Cultura: Pilar da cidadania
Durante sua fala, a deputada Denise Pessôa destacou que a reforma precisa considerar a cultura como um direito social e um pilar da cidadania:
“Eventos como este são extremamente úteis e necessários, pois se tornam um espaço de diálogo e de construção coletiva sobre os rumos da política cultural. Sabemos que a transição tributária traz ganhos em termos de simplificação e transparência, mas também levanta desafios que não podemos ignorar.

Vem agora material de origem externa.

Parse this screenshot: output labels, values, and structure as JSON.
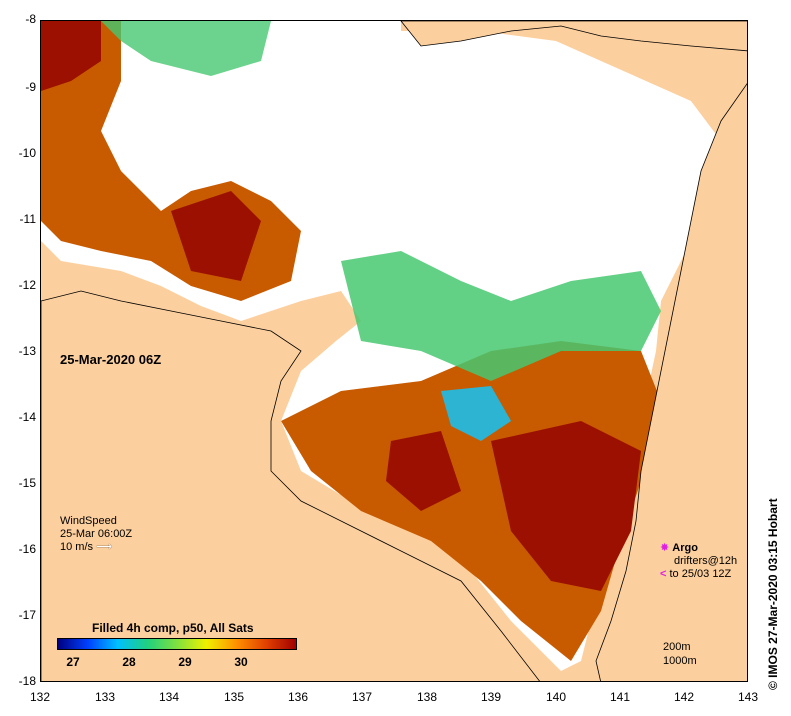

Se nada for feito, arriscamos desarticularmos um sistema que, apesar de imperfeito, tem sido a base do financiamento à cultura no País”, afirmou ela.
Ainda segundo a deputada Denise, as leis de incentivo não devem ser vistas como simples instrumentos de renúncia fiscal, e sim como ferramentas de política social.
“Elas existem para garantir o direito à cultura e para atuar como mecanismos de redução das desigualdades. Precisamos pensar em modelos híbridos de financiamento, que articulem o fomento direto e indireto, com critérios de equidade e regionalização. A reforma tributária só será completa se também abarcar os pilares da cidadania cultural. A cultura é a alma do Brasil, e ela está no tambor do quilombo, na viola do sertão, no grafite da periferia, nas milongas do nosso Rio Grande do Sul. É a cultura que nos ensina a resistir, a sonhar e a reconhecer no outro um pedaço de nós”, ressalta Denise.